Add to that YouGov’s EuroTrack data showing falling government approval ratings, and a clear picture emerges: as public trust in institutions erodes, people redirect their control to what they can influence—their purchases.
This isn’t abstract. It’s visible in cart data, loyalty drop-offs, and brand health declines.
Shopper Activism Is Not Loud. It’s Consistent.

The YouGov study maps out how activism plays out differently across Europe. Four shopper types are emerging:
- The Boycotter – Avoids products based on political origin (Nordics, Ukraine).
- The Buycotter – Intentionally supports national or local brands (Romania, Bulgaria).
- The Inflation Rebel – Reacts to price increases with long-term disloyalty (Serbia).
- The Emotional Shifter – Changes brand perception based on broader global sentiment (Denmark).
Each group expresses dissatisfaction differently, but they all operate with a shared logic: “My money has a message.”
Serbia: The Cost of Ignoring Frustration
In Serbia, a boycott sparked by perceived price-fixing led to a 35% drop in footfall at targeted retailers. Market share dropped from 46% to 35% in just one day, according to YouGov’s local panel.
While the initial impact was dramatic, follow-up efforts had less effect—likely because shoppers had limited alternatives. But this doesn’t mean the threat is gone. It shows that once the frustration is voiced, expectations shift. Retailers who respond late are already behind.
Denmark: Sentiment Over Supply

In Denmark, sentiment—not product quality—is driving brand value. With 92% holding an unfavorable view of Donald Trump and 36% likely to boycott based on country of origin, U.S. FMCG brands are seeing sharp consequences.
YouGov BrandIndex shows two major U.S. brands lost over 20% of their market value in Q1 2025, while a Danish competitor gained +330%, powered by a campaign that emphasized Danish roots and values.
Consumers didn’t just change products. They switched stories.
The Role of Localism and Identity
In Romania and Bulgaria, over two-thirds of consumers prefer local or national brands.

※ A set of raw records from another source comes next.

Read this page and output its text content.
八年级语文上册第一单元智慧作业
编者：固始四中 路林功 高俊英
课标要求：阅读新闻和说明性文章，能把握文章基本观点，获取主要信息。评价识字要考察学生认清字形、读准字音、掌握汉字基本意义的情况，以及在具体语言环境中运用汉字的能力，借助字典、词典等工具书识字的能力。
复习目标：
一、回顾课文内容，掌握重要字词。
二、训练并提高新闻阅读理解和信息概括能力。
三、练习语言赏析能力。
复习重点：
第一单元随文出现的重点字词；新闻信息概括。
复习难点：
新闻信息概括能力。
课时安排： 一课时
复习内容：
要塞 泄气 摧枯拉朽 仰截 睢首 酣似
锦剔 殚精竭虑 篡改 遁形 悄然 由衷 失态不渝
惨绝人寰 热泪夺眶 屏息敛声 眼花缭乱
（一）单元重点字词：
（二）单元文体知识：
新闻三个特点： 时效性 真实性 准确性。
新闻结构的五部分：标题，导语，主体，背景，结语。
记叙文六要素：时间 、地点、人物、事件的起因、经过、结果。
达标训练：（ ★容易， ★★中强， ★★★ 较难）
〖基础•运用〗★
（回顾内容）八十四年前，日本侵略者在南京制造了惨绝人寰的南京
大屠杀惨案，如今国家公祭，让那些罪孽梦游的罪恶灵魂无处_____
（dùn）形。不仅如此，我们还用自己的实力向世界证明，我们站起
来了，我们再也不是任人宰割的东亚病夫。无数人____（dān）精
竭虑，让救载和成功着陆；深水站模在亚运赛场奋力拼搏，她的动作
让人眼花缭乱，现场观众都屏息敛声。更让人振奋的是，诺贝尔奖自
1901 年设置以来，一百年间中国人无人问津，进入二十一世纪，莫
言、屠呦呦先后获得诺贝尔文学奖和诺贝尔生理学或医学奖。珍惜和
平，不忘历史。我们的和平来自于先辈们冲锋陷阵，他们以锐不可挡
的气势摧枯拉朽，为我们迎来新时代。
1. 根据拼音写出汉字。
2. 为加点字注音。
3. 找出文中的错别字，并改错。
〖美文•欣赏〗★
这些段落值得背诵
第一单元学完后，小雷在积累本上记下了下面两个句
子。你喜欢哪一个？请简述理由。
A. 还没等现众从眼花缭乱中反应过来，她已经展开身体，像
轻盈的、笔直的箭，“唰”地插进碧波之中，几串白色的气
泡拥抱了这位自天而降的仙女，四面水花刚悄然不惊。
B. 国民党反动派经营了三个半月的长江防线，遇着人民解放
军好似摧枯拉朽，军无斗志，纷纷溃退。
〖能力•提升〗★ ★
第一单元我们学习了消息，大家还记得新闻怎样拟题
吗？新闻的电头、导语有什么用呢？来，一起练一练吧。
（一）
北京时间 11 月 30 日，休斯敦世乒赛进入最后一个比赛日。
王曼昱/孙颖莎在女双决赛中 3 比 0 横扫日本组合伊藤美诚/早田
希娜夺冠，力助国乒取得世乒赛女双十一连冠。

Not because of political sentiment, but because they trust what they can trace.
In Germany and France, “locally produced” ranks above “national brand” in importance—highlighting a shift from emotional nationalism to practical proximity.
Retailers like Denmark’s Salling Group are adapting fast, using visual labeling systems (e.g., star-shaped icons) to help shoppers identify European-made products instantly.
Price Is No Longer Just Economics—It’s Ethics
The most underestimated insight from YouGov’s data is that price fairness is now a trigger for rebellion.
Consumers are not just looking for low prices. They are actively punishing brands they believe are manipulating pricing, inflating costs unjustifiably, or capitalizing on crisis.
This is the rise of the Inflation Rebel—a consumer who may not march or tweet, but who silently shifts loyalty, tells friends, and never comes back. They don’t write angry reviews. They just delete the brand from their wallet.
Strategic Implications for FMCG Brands
Most FMCG companies are still thinking in terms of cost and convenience. That’s no longer enough. In this climate, every product must pass four silent tests:
- Is this brand politically neutral—or politically problematic?
- Is this price fair—or opportunistic?
- Is this product local—or foreign in a tense climate?
- Is this brand acting transparently—or hiding behind marketing?
If your brand fails even one, you’re at risk.
What Comes Next
For brands:
- US brands need immediate perception repair strategies—transparency, pricing clarity, and local partnerships can help.
- European brands should double down on heritage, supply chain transparency, and shared values.
- Retailers must make values visible—through signage, labeling, and curated shelves.
For strategists and marketers:
Stop treating price as a promotional lever. Start treating it as a trust signal. The emotional weight of pricing is heavier now than any time in the last decade.
Final Thought
This isn’t just a consumer trend. It’s a shift in economic behavior that blends politics, identity, and purchasing in ways that make brand strategy more complex—and more important—than ever.
The brands that win in this era will be the ones that read the room before they read the receipts.
Because in 2025, shoppers aren’t just buying products. They’re casting votes. And brands are on the ballot.